Jade Erickson
CONTACT:
Email: jadeericksonn@gmail.com
BIO: I am a poet drawn to themes of time, absence, and the body’s quiet resilience. I write to make sense of what time has taken and what it refuses to give back. My work explores grief, relationships, trauma, and what remains after. This page is a record of survival, reclaiming identity, and saying the things I didn’t get to say out loud. Poetry has helped me navigate life by giving language to what is often left unspoken.
Poetry
A Poet’s Tongue
Flashbacks are like ghosts in daylight—
they look familiar, but each moment is smudged.
like a dream drenched in reality,
folding time like hospital sheets
and wearing my skin like a costume.
I get stitched into a moment
that feels both weathered and immediate,
Unable to speak or swallow it down.
My voice belongs to the moments that broke me,
the moments that mock me
with voices I want to forget—
like I'm stuck inside a memory
that forgot it was over.
Memories that lie with a poet's tongue
So beautifully composed,
I almost mistook it for comfort.
The Company I Keep
I took my shadow on a walk with me
Every light we passed it would disappear,
just to accompany me again.
It spoke only in silence—
words only I could hear.
It knew the rhythm of my limp
The ache I carry like a second heartbeat,
And the pain that made each step heavy as I walked.
It tried pulling me back
to places I thought I'd already escaped.
So as I stumbled, it stumbled with me
We tripped on every crack in the sidewalk
And argued over who got to lead.
While we were separate,
We were stitched together
by light, darkness, and silence.
I knew it was tired of carrying my weight,
It dragged behind me,
heavy with old secrets and pain.
As we journeyed, passing buildings, trees, and people
I'd see it stretch beyond me—
pointing so far ahead
to a future I couldn't see—
Before coming back to swallow me whole,
Until I don't know where my skin
and my darkness meet.
Shadows are stubborn.
They don't disappear when you look away.
They don't soften when you beg them to.
They will stretch, bend, reshape,
and hold your posture in its image
until you realize you're the one casting it.

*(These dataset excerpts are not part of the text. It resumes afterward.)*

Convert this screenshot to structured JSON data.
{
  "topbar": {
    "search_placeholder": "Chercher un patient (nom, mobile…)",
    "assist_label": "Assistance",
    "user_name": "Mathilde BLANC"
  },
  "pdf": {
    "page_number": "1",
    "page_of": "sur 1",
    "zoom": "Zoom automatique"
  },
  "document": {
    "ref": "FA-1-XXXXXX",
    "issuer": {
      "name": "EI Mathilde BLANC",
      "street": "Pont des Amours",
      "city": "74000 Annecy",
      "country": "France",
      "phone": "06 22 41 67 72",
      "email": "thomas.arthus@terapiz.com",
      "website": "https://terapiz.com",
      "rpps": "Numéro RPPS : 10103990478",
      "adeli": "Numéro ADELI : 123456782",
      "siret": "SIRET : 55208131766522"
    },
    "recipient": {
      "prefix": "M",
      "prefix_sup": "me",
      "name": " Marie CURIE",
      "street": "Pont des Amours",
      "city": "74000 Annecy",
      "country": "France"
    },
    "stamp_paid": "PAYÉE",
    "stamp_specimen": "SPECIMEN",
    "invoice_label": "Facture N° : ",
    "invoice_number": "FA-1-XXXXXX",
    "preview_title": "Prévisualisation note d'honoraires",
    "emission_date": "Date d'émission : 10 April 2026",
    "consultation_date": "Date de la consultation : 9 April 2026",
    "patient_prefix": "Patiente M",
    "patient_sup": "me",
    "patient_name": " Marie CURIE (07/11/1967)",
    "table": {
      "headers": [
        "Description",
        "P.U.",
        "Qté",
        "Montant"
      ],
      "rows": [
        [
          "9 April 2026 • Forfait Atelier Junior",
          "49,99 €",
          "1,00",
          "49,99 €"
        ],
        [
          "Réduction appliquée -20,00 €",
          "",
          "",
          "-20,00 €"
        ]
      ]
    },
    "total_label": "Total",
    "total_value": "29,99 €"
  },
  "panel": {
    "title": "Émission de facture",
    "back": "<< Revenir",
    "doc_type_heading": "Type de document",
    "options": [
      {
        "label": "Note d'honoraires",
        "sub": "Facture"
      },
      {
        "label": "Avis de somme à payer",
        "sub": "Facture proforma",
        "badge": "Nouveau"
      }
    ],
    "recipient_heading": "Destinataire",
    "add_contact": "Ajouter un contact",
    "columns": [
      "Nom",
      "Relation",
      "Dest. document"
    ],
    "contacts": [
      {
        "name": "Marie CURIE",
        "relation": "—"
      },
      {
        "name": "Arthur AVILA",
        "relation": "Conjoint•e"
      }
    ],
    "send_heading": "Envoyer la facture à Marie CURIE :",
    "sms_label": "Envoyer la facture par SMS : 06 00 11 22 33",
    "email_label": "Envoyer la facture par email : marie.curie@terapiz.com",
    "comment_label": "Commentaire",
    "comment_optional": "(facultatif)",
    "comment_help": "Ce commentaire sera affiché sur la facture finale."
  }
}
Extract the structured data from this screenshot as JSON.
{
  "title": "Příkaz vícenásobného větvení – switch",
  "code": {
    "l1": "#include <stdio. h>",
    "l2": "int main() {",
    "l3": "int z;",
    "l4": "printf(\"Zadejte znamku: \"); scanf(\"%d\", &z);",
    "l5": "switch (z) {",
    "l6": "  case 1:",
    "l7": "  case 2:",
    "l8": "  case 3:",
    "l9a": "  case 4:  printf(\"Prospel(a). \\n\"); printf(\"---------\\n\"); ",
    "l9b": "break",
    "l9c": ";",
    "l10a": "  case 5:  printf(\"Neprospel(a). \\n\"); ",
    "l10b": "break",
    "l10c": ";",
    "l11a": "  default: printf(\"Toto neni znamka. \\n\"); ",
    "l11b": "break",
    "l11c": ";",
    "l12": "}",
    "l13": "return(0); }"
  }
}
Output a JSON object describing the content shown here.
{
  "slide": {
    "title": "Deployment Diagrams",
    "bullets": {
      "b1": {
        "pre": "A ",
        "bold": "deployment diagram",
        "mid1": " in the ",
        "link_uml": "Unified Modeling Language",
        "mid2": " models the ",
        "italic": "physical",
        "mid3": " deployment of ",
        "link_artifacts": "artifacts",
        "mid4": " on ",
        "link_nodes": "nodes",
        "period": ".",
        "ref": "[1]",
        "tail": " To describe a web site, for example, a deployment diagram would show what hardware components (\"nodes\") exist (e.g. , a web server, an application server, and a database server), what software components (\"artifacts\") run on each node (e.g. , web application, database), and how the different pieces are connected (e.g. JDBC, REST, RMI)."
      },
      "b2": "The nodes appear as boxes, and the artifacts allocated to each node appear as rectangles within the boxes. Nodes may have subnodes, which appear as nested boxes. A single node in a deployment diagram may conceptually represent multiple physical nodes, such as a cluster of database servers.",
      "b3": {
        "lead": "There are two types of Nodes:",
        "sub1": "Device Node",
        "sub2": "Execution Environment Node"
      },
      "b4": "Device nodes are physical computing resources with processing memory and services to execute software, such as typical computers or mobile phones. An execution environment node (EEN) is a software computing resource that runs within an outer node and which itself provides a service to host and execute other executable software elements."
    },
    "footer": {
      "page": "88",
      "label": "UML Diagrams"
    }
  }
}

My shadow isn't my wounds.
It isn't my enemy.
It is proof that I am living—
proof that I carry both light and darkness,
Leaving something behind
that the light cannot erase.
Even in my breaking,
I refuse to be consumed by my darkness.
If my shadow is still here,
then so am I.
It's simply an echo—
an echo that can only exist
because of the sounds I make.
Let it stretch beyond you,
let it fall behind,
let light and darkness fall where they will,
While in it's company,
refusing to be undone.
Where I walk,
my shadow will follow.
We are as separate as we are whole.
Sometimes grief needs fresh air too.